После этой сентенции Игнатьич заговорщицки подмигнул и сказал:
– А вы поняли, что она делает?
Тут только мы и пригляделись. Это действительно была паучиха; другая или изменившая взгляды прежняя приятельница Игнатьича, она деловито заматывала в кокон паука меньшего, гораздо меньшего размера. Паук не сопротивлялся. Скорей всего, он уже был мертв.
– Самца угваздыкала, – сказал Игнатьич. – Насовокуплялась и угваздыкала.
Он произнес это таким ласковым голосом, так нежно улыбаясь, что несколько секунд от нас ускользал смысл сказанных им слов.
– Вы не поверите, но он меня бросил, – весело горевала Настенька несколько дней спустя, когда мы случайно пересеклись с ней на почте. – Бросил! Не поверите.
Мы действительно не поверили.
А Игнатьичу – не доверять которому у нас не было абсолютно никаких причин – она сказала:
– Батя. Я вернулась. Но ты, пожалуйста, больше не сори в доме.
– А это и не я, – говорил нам Игнатьич, – клянусь, не я. Говорю ей: мол, пока ты замужем была, ни одной новой срани в доме не появилось, а старую я всю на помойку свез.
– А она? – спрашивали мы Игнатьича.
– А она все о своем. Мол, ты, батя, сам не свой был, все лето у паутины проторчал.
– А вы?
– А я ей говорю: мол, а почему не торчать у паутины, когда в доме такой срач?
– А она?
– А она говорит, что вот именно, мол, куда ей было деваться, когда в доме такой срач.
– А вы?
– А я ей говорю: мол, это не повод за кого ни попадя замуж идти.
– А она?
– А молчит.
«А вы?»
– А знаете, – сказал вдруг Свойкин, – мне иногда не хватает моего живота.
И улыбнулся лучезарно, как ангел.
С северной стороны забор нашего дома граничит с участком, на котором стоит маленький одноэтажный домик. От электрического столба к нему не тянется проводов. В доме было два входа с противоположных торцов, а на крыше две трубы. Обе половины пустовали много лет: хозяева умерли, а в права наследования так никто и не вступил. Оба крыльца сгнили под полуметровым слоем листвы от двух деревьев – маньчжурского ореха и дуба, охранявших каждый свою половину крохотного дворика. Летом запущенный участок зарастает травой – такой густой и высокой, что до самого октября окошки домика сквозь нее не просматриваются, и со второго этажа мы можем видеть лишь крышу. Зимой пустырь выглядит не таким запущенным – жерди молочаев статно возвышаются над сугробами, как саженцы каких-нибудь плодовых деревьев, так что пустырь делается похожим на молодой заснеженный сад. Тогда мы видим и окна. Сначала их было четыре, а теперь всего два.

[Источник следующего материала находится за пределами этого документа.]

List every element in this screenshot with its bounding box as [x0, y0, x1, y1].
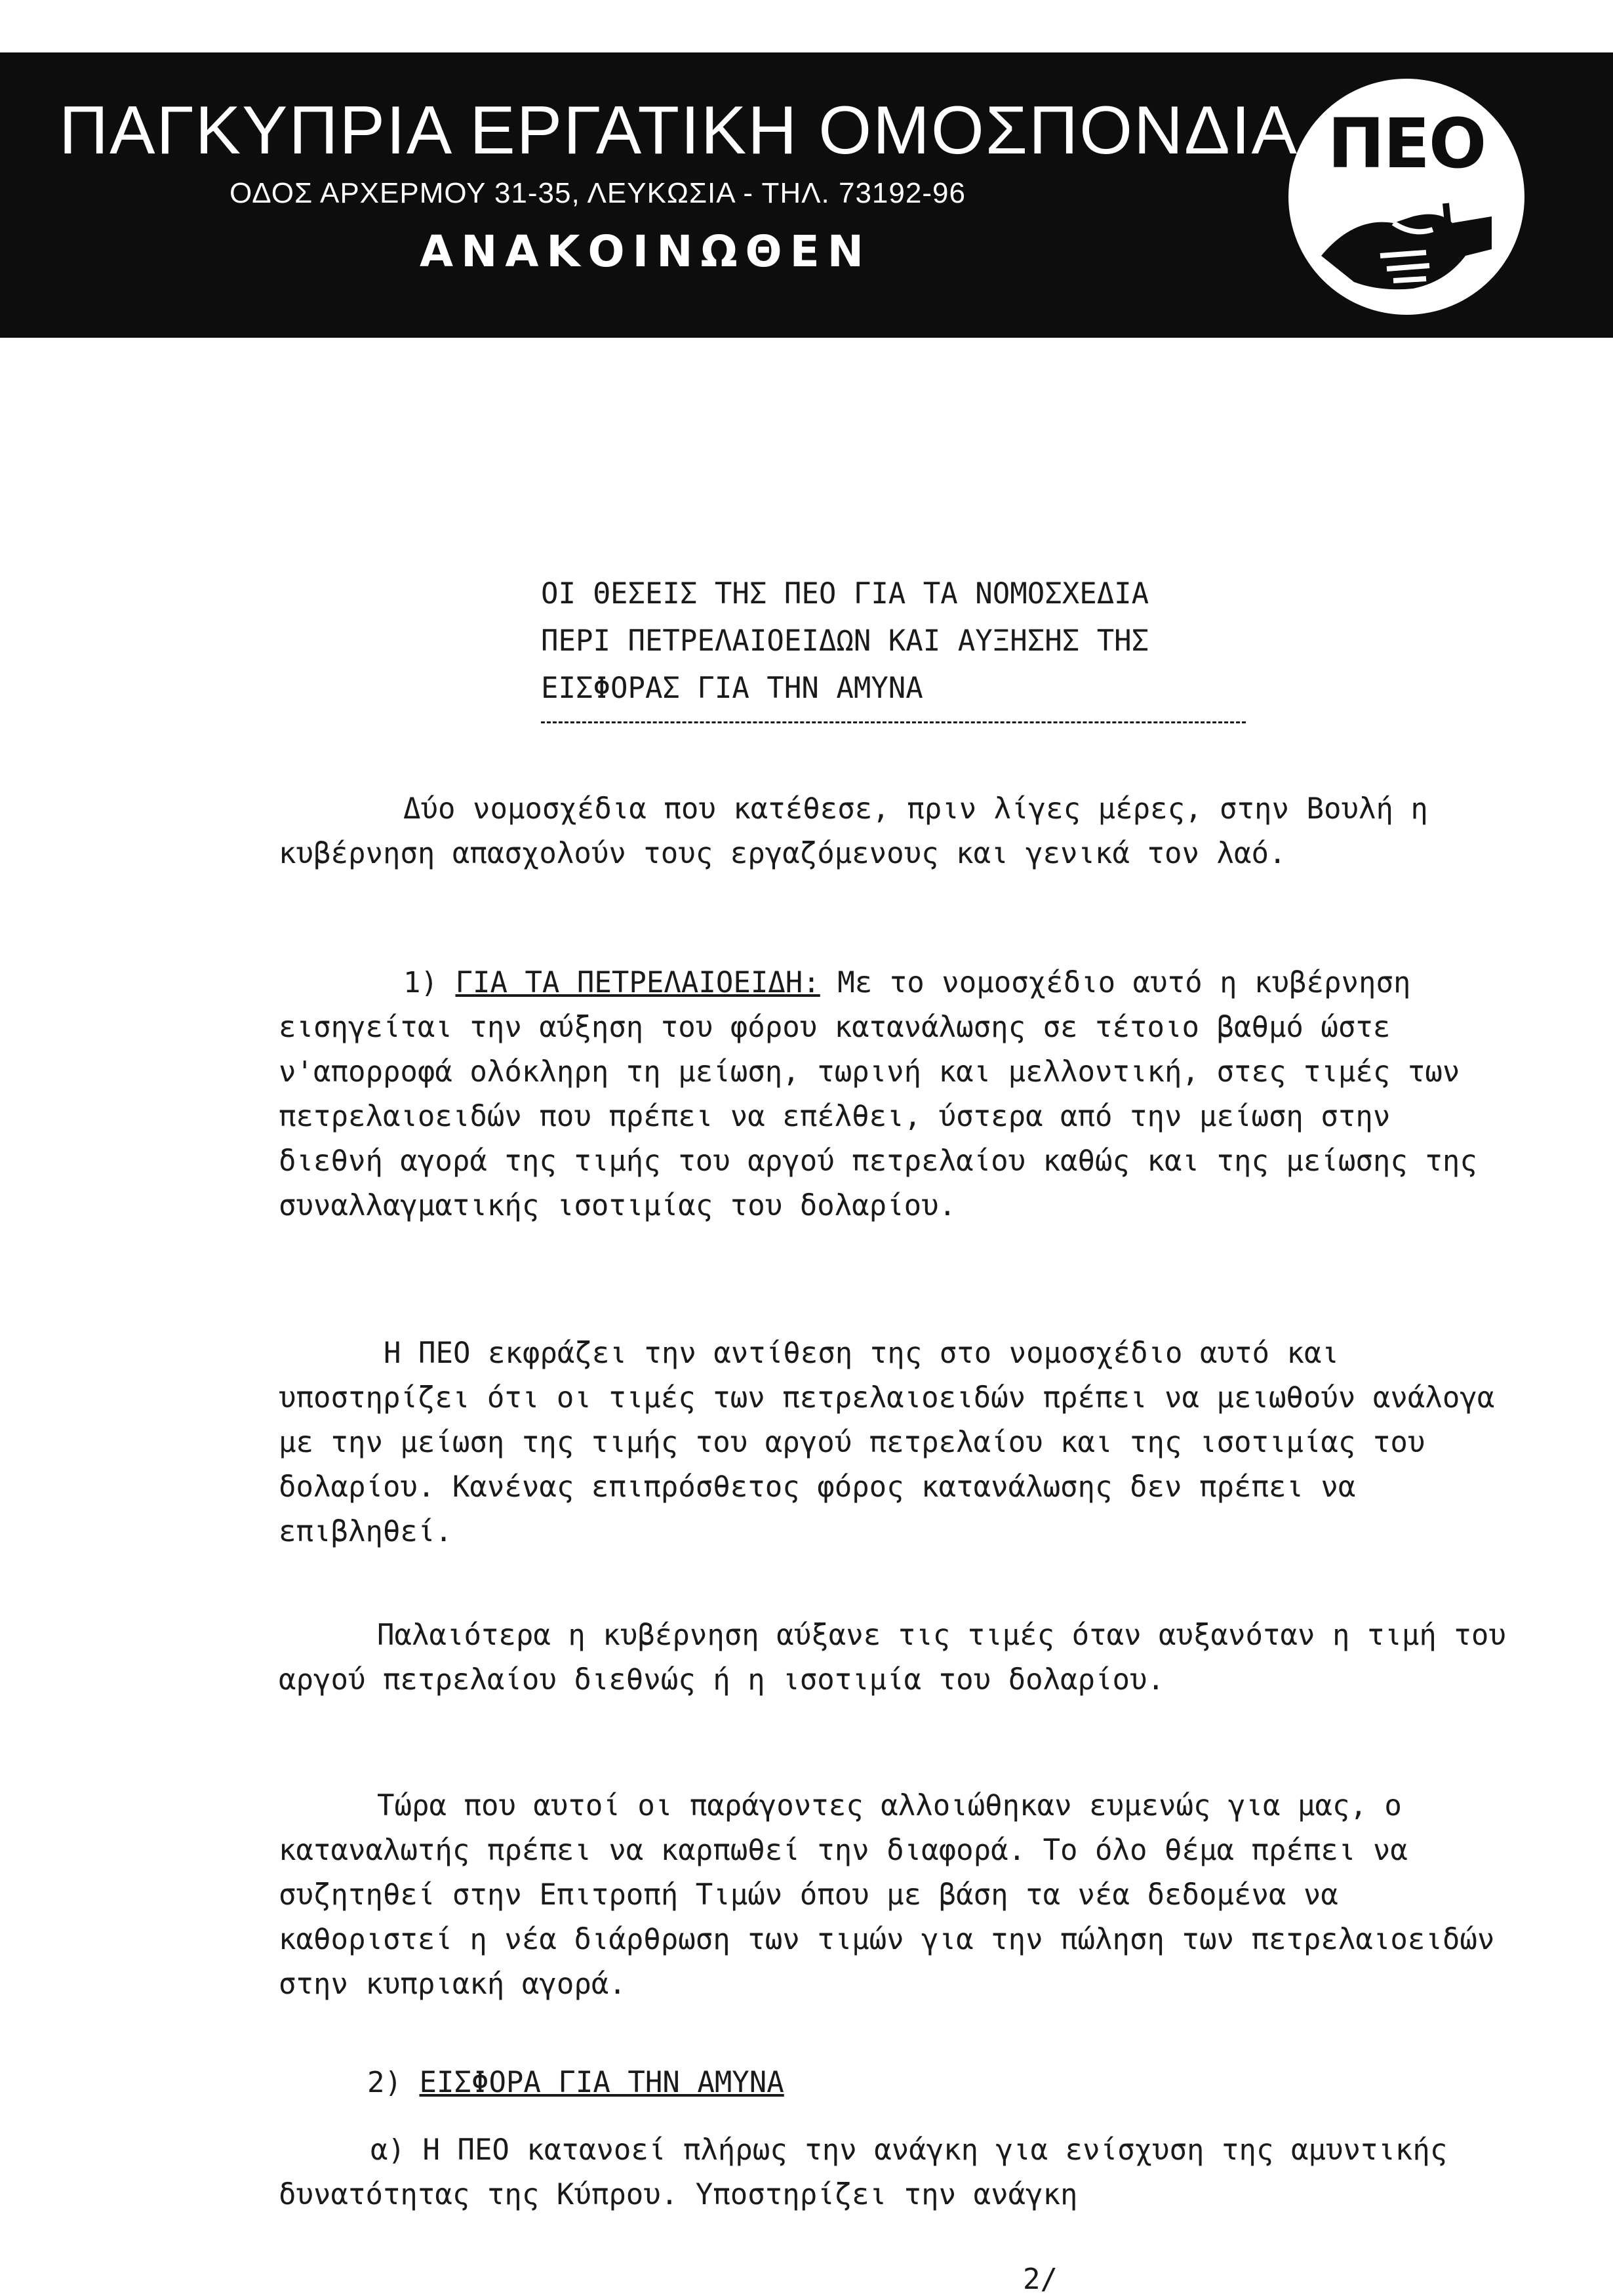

Окна нам видно с ноября по июнь. В июне, когда небо выливает на Южнорусское Овчарово годовой запас тропических дождей, окна вновь прячутся за непролазными зарослями разнотравья, продраться сквозь которые, бывает, не в силах даже котам: время от времени нам приходится брать серп или даже секатор и идти на выручку какому-нибудь желтоглазому хулигану, насмерть застрявшему в сныти и орущему оттуда тоскливо и отчаянно.